Proprio questo weekend, infatti, i bianconeri avrebbero dovuto giocare contro il Rimini escluso lo scorso novembre. Non ci sarà quindi nessuna gara al Del Duca in questo turno, in cui i giocatori di Tomei potranno sì recuperare le energie in vista delle ultime 5 gare di campionato, ma che potrebbero veder aumentare i punti che li separano dalla vetta. Venerdì 20 marzo, alle 20.30, l'Arezzo affronterà il Bra sapendo di avere fra le mani l'occasione di andare definitivamente a +5.

Andamento del campionato che passerà inevitabilmente dallo scontro diretto tra bianconeri e aretini, fissato per il prossimo 30 marzo. Su questo tema e non solo è intervenuto il presidente dell'Ascoli, Bernardino Passeri. "Questa sosta è un po' un problema ma anche un momento per riprendere fiato, siamo troppo carichi di tensione", ha esordito il numero uno ascolitano ai colleghi di Radio LatteMiele.

"Questa squadra deve pensare una partita per volta, è chiaro che quella contro l'Arezzo sarà determinante e potrebbe premiarci dopo una rincorsa incredibile. I ragazzi stanno benissimo e siamo tutti molto carichi per andarcela a giocare, ci abbiamo sempre creduto e abbiamo la fortuna di essere al posto giusto al momento giusto. L'altezza in classifica non ci spaventa assolutamente".

Il rapporto con la tifoseria
Al suo primo anno di presidenza, Passeri è già riuscito nel compito di ribaltare l'andamento di una squadra che, dopo la retrocessione in Serie C nel 2024, chiuse la passata stagione al 15° posto. "Il primo obiettivo che abbiamo raggiunto è stato quello di ricompattare l'ambiente e la tifoseria. La reputo una vittoria e l'abbiamo ottenuta tutti assieme. Progetto a lungo termine? Dipende da dove vogliamo arrivare, ma questo è sicuramente un ottimo punto di partenza. Non è mai facile mantener gli impegni presi".
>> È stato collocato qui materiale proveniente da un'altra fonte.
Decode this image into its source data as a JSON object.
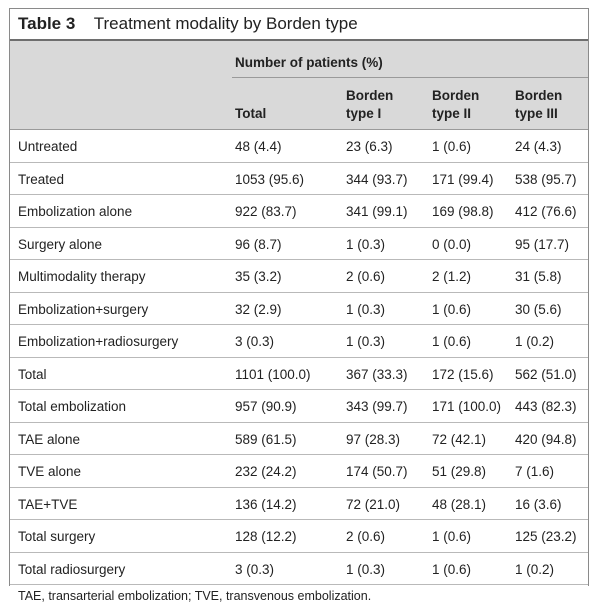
{
  "table": {
    "number": "Table 3",
    "caption": "Treatment modality by Borden type",
    "group_header": "Number of patients (%)",
    "columns": [
      {
        "line1": "",
        "line2": "Total"
      },
      {
        "line1": "Borden",
        "line2": "type I"
      },
      {
        "line1": "Borden",
        "line2": "type II"
      },
      {
        "line1": "Borden",
        "line2": "type III"
      }
    ],
    "rows": [
      {
        "label": "Untreated",
        "values": [
          "48 (4.4)",
          "23 (6.3)",
          "1 (0.6)",
          "24 (4.3)"
        ]
      },
      {
        "label": "Treated",
        "values": [
          "1053 (95.6)",
          "344 (93.7)",
          "171 (99.4)",
          "538 (95.7)"
        ]
      },
      {
        "label": "Embolization alone",
        "values": [
          "922 (83.7)",
          "341 (99.1)",
          "169 (98.8)",
          "412 (76.6)"
        ]
      },
      {
        "label": "Surgery alone",
        "values": [
          "96 (8.7)",
          "1 (0.3)",
          "0 (0.0)",
          "95 (17.7)"
        ]
      },
      {
        "label": "Multimodality therapy",
        "values": [
          "35 (3.2)",
          "2 (0.6)",
          "2 (1.2)",
          "31 (5.8)"
        ]
      },
      {
        "label": "Embolization+surgery",
        "values": [
          "32 (2.9)",
          "1 (0.3)",
          "1 (0.6)",
          "30 (5.6)"
        ]
      },
      {
        "label": "Embolization+radiosurgery",
        "values": [
          "3 (0.3)",
          "1 (0.3)",
          "1 (0.6)",
          "1 (0.2)"
        ]
      },
      {
        "label": "Total",
        "values": [
          "1101 (100.0)",
          "367 (33.3)",
          "172 (15.6)",
          "562 (51.0)"
        ]
      },
      {
        "label": "Total embolization",
        "values": [
          "957 (90.9)",
          "343 (99.7)",
          "171 (100.0)",
          "443 (82.3)"
        ]
      },
      {
        "label": "TAE alone",
        "values": [
          "589 (61.5)",
          "97 (28.3)",
          "72 (42.1)",
          "420 (94.8)"
        ]
      },
      {
        "label": "TVE alone",
        "values": [
          "232 (24.2)",
          "174 (50.7)",
          "51 (29.8)",
          "7 (1.6)"
        ]
      },
      {
        "label": "TAE+TVE",
        "values": [
          "136 (14.2)",
          "72 (21.0)",
          "48 (28.1)",
          "16 (3.6)"
        ]
      },
      {
        "label": "Total surgery",
        "values": [
          "128 (12.2)",
          "2 (0.6)",
          "1 (0.6)",
          "125 (23.2)"
        ]
      },
      {
        "label": "Total radiosurgery",
        "values": [
          "3 (0.3)",
          "1 (0.3)",
          "1 (0.6)",
          "1 (0.2)"
        ]
      }
    ],
    "footnote": "TAE, transarterial embolization; TVE, transvenous embolization."
  }
}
Continuando nell'analisi sul ritrovato legame con la piazza: "Anche quando i risultati non sono stati positivi, la tifoseria, i media e tutto l'ambiente hanno avuto sempre un atteggiamento maturo. Questa città ci sta dando un'energia incredibile che non si trova da nessun'altra parte". Spazio poi al tema stadio, con i lavori che vedranno la ristrutturazione di alcuni settori: "Stiamo progettando degli interventi sulla tribuna centrale e parterre. Per fine stagione chiederemo le autorizzazioni e molto probabilmente li effettueremo durante la sosta estiva".

L'arrivo di Tomei
Ascoli che è prontamente ripartito non solo con la nuova presidenza ma anche con una nuova guida tecnica, targata Francesco Tomei. I risultati ottenuti dall'ex Picerno e Monopoli sono ampiamente soddisfacenti, tanto da mettere subito sul tavolo il suo prolungamento in bianconero. "Il mister è una persona vera e se andasse via da Ascoli sarebbe uno shock psicologico. È chiaro che ci devono essere tutte le condizioni per andare avanti, ma al momento ci sono e continuerà con noi a meno che non succeda qualcosa di sconvolgente".

Il presidente bianconero ha poi raccontato un aneddoto sull'arrivo dell'allenatore 53enne: "Parlando in giardino a casa mia, la scorsa estate, gli dissi 'Mister siamo in Serie C ma non mi far mai vedere nessuno che simuli o che perda tempo. Per me simulare è rubare'. Lui si è alzato in piedi e mi ha abbracciato, per me è un passaggio fondamentale, è l'unica cosa che gli ho chiesto personalmente alla squadra".